Bölüm Yoongi'nin ağzından yazdım umarım beklediğinize değer sizi seviyorum. Aynı zaman da bölümün sonunda uzun zamandır beklenen ve sizi şaşırtan bir yer var beğenmenizi umuyorum.

İyi okumalar.

-

Önümüzde ki zindan benzeri yere bakarken istemsizce içimi bir umutsuzluk kaplamıştı. Jimin'in elini daha sıkı kavrayıp parmaklarımızı iç içe geçirirken ona bakıp gülümsemiştim. Şu an destek alabileceğim tek kişi oydu. Taehyung da içeri girip odaya göz gezdirmiş ve bize dönmüştü.

"Haritada da olduğu gibi aynı bu koridor ve zindanların sonunda bir çıkış var. Eğer şanslıysak hep beraber oradan çıkıp özgürlüğümüze kavuşacağız." herkesten onaylar mırıltılar yükselirken Taehyung elinde bulunan minyatür haritaya bakmıştı. bir süre haritayı inceledikten sonra kafasını kaldırmış ve Jungkook'a bakmıştı.

"Sevgilim liderlik etmek ister misin? Ben arkayı kollayacağım bu sefer." Jungkook gülümseyerek haritayı alırken bir süre incelemiş ardından yola devam etmişti. Herkes onu izlerken bizde peşine takılmıştık. Etraf hastanenin geneli ile aynıydı. Küf ve rutubet kokusu her tarafı sarmıştı. Zindanların içinde ve duvarlarda insan kemikleri ve kemiklerden geriye kalan kıyafet parçaları bulunuyordu. Zindanlardan çıkan kurtçukları görünce istemsizce yüzümü buruşturmuştum. Burada bulunan zavallı insanlara yaptıkları işkenceler ve acımasızlık ile dolu testlerin kendi üzerimde uygulandığını düşünmek vücudumun ürpermesine ve titrememe neden olmuştu. Jimin'in bakışları titremem nedeniyle bana dönerken sorgulayan gözlerle beni izlemeye koyulmuştu. 
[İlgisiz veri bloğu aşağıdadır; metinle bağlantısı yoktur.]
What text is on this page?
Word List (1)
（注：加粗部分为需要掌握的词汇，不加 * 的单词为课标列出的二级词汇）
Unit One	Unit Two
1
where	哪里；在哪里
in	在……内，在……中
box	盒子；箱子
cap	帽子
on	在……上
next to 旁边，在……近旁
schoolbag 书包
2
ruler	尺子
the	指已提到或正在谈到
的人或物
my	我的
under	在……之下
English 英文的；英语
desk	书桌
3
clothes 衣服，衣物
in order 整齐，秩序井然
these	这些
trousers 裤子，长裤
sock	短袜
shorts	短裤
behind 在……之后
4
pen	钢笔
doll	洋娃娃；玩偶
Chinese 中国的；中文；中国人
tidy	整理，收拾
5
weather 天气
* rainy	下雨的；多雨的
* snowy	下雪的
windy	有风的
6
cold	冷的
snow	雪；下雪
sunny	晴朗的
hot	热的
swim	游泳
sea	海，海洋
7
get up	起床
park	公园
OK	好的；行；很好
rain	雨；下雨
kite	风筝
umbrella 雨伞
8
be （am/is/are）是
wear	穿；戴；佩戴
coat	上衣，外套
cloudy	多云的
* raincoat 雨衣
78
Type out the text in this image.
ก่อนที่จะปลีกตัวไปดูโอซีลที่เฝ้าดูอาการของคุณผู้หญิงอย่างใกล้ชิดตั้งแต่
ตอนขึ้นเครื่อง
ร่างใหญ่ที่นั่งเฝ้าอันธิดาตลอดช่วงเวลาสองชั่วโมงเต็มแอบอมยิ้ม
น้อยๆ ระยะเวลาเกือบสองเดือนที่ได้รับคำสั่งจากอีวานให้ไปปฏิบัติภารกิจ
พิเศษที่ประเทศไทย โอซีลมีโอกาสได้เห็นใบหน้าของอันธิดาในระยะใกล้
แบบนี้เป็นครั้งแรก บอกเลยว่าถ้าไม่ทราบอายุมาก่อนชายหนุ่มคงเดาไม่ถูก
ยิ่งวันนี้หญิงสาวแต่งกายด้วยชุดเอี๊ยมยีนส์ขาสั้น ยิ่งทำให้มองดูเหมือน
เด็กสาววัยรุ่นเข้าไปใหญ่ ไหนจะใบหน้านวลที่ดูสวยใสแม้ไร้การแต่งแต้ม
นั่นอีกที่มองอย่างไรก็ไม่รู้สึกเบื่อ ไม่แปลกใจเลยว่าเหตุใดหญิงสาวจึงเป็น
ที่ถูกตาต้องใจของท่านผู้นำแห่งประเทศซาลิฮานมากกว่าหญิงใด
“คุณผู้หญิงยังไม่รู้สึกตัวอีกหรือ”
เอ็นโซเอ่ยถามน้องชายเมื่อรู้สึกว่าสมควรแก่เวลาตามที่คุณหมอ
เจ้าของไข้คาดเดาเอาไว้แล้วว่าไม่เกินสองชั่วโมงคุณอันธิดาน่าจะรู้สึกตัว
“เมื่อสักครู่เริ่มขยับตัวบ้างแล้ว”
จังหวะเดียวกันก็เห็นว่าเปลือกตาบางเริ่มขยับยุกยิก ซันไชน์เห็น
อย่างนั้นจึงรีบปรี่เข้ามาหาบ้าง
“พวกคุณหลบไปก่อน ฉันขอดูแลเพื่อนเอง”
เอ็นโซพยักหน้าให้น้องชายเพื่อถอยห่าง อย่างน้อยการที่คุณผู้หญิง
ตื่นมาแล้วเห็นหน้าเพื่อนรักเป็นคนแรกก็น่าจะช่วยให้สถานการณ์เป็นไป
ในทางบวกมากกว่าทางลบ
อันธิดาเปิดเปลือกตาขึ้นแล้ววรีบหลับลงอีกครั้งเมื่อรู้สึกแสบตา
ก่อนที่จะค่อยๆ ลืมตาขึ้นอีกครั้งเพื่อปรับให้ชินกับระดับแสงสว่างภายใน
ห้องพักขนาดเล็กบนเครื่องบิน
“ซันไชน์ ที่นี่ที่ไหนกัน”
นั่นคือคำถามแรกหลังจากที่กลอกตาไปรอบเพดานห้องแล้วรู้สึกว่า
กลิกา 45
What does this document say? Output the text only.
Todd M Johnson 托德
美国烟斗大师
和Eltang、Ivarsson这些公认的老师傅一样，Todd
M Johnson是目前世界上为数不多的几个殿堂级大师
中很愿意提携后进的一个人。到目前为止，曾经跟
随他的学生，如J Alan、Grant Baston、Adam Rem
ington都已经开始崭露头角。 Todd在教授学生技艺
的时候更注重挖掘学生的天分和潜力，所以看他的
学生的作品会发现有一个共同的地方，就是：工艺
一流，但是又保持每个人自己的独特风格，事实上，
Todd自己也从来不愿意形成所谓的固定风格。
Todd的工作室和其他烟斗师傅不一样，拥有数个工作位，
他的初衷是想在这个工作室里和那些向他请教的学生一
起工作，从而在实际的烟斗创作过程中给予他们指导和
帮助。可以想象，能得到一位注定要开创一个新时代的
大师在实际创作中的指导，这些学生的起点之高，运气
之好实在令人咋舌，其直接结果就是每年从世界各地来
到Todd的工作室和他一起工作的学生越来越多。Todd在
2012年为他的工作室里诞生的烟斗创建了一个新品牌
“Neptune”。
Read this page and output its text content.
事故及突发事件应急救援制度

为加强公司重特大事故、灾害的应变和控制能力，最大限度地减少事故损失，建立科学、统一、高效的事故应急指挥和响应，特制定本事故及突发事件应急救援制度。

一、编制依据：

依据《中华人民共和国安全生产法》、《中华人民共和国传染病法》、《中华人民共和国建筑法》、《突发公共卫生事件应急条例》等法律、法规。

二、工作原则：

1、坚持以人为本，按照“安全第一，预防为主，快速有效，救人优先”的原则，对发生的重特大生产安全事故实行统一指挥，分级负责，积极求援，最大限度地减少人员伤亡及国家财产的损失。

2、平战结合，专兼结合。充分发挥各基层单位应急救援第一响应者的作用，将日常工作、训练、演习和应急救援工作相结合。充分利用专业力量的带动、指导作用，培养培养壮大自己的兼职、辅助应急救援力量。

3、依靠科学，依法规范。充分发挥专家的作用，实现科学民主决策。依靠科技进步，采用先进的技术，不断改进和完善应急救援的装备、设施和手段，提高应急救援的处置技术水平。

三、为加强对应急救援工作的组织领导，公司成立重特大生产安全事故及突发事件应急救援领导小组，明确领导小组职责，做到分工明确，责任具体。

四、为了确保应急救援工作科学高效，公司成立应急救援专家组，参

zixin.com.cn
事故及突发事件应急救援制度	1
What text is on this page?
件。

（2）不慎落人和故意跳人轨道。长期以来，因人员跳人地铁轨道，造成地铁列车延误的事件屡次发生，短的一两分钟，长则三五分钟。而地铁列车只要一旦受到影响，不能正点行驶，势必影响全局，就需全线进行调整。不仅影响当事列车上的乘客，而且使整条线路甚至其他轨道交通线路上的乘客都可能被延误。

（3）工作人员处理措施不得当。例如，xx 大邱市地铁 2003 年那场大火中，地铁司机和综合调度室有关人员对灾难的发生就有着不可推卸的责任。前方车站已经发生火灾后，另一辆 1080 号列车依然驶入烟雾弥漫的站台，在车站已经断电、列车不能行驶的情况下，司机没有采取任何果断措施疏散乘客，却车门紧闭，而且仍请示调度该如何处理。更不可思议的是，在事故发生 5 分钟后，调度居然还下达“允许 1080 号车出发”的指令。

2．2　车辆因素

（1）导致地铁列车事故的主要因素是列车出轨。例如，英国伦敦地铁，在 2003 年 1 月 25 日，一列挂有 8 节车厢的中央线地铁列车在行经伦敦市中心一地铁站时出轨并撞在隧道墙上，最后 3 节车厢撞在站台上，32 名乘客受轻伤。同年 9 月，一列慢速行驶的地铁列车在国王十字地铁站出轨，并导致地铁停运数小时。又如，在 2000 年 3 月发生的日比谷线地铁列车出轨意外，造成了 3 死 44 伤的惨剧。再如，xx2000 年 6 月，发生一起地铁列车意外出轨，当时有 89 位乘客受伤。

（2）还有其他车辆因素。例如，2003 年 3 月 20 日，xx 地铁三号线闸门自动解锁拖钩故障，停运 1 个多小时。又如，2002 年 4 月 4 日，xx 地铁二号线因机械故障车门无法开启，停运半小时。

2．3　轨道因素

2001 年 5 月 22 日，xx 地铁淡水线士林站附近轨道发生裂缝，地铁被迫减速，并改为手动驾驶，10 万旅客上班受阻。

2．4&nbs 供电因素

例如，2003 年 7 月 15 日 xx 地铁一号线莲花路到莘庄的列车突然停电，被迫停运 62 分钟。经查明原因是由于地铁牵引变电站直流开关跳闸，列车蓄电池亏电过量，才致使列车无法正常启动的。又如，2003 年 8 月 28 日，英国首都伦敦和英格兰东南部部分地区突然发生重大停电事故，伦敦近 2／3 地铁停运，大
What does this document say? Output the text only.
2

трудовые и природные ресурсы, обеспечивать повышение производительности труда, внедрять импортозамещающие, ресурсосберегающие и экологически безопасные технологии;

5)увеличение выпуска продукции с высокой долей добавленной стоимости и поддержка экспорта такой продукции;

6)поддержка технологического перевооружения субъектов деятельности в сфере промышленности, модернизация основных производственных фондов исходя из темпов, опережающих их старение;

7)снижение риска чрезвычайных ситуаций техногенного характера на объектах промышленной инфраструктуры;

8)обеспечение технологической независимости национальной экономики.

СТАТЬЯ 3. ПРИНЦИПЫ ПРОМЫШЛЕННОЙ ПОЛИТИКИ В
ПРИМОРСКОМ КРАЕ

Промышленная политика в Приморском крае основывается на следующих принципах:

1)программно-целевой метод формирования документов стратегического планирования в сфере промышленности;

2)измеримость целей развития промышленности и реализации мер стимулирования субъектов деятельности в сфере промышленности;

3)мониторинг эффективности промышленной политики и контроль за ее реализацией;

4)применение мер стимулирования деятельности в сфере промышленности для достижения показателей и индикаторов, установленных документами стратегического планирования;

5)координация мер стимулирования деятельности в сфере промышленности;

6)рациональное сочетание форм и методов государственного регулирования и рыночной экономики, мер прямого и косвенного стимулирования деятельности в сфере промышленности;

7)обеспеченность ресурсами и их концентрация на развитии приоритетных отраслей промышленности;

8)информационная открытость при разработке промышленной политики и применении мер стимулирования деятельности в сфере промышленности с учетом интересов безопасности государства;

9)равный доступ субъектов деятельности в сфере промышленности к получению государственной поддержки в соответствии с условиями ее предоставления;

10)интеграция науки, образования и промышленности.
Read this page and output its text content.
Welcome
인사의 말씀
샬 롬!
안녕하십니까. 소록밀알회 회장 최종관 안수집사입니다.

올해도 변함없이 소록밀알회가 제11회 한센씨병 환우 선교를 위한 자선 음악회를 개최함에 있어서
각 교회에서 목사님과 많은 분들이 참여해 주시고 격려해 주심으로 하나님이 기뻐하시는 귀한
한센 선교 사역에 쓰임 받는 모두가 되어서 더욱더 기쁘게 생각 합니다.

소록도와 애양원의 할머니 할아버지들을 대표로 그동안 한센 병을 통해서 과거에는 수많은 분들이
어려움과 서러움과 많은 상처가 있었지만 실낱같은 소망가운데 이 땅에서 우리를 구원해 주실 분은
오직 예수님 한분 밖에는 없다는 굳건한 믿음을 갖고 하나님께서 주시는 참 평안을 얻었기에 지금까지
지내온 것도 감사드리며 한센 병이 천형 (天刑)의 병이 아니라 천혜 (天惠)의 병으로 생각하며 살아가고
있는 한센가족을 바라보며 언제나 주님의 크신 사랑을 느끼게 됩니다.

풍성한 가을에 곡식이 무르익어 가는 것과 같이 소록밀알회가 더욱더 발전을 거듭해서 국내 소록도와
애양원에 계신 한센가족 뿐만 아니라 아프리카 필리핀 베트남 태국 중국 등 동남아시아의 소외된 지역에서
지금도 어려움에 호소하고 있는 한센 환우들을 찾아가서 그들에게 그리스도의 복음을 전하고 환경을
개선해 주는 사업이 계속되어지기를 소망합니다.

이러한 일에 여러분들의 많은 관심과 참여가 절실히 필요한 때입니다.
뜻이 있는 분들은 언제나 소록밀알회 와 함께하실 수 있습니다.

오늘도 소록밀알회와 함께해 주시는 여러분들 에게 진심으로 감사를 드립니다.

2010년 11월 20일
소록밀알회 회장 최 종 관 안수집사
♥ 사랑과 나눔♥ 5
"Biraz üşüdüm sadece merak etme." cümlem biter bitmez yükselen sesle herkes duraksayıp birbirine bakarken kaşlarımı çatmıştım. Daha çok inleme ve acı çeker gibi bir sesti. Ses gitgide yaklaşırken zindanın içinden çıkan yaratığa bakmıştım. Beyaz vücudunun her yerinden kollar ve bacaklar çıkıyordu ve elleri üstünde yavaş bir biçimde hareket ediyordu. Kafasında bulunan seyrek ve kirli saçları yüzünün neredeyse tamamını kapatıyordu. Yavaş yavaş bize yaklaşırken Jimin'i hemen arkama almıştım. Bir süre kafasını kaldırıp bize bakarken salyalar akan ağzını kocaman açmış ve hızlı aynı zaman da çevik bir hareketle üstümüze atılmıştı. Herkes farklı bir köşeye çekilirken Kevin zindanlardan birisine girip kapıyı ardından kapatmıştı. Canavar ona yönelirken hızla koşmuş ve sert bir şekilde demirlere çarpmıştı. Çelimsiz kollarını hevesle ona uzatırken Kevin geri çekilmiş ve korkuyla canavara bakmıştı. O sırada kapı ondan bağımsız şekilde kilitlenirken korkuyla kapıya bakmış ve zindandan yüksek bir çığlık sesi gelmişti. Hemen arkasında beliren canavar tek hamleyle Kevin'in kafasını bedeninden ayırırken kafasını zindan demirlerinin arasından fırlatmış ve bedeni ile birlikte oradan yok olmuştu. Demirlerin diğer tarafında ki canavarsa yeniden bize dönüp hırıltılı bir ses çıkarmış ve bana doğru atılmıştı. Jimin'in bedenin hemen geriye iterken yan tarafa savrulmasını ve yere düşmesini sağlamıştım. Tam o sırada önüme geçen kişiyle canavar o kişiye doğru atılmış ve yerle buluşmalarını sağlamıştı. Canavarın bedeninden gördüğüm sarı saçlarla hemen doğrulmuş ve o tarafa ilerleyip canavarı üstünden alıp kenara fırlatmıştım. Bu gücün aniden nereden geldiğini ise kesinlikle bilmiyordum. Yerde yatan bedenin kafasını dizlerime koyarken hızla boynunda ki açık yaraya elimi bastırmıştım.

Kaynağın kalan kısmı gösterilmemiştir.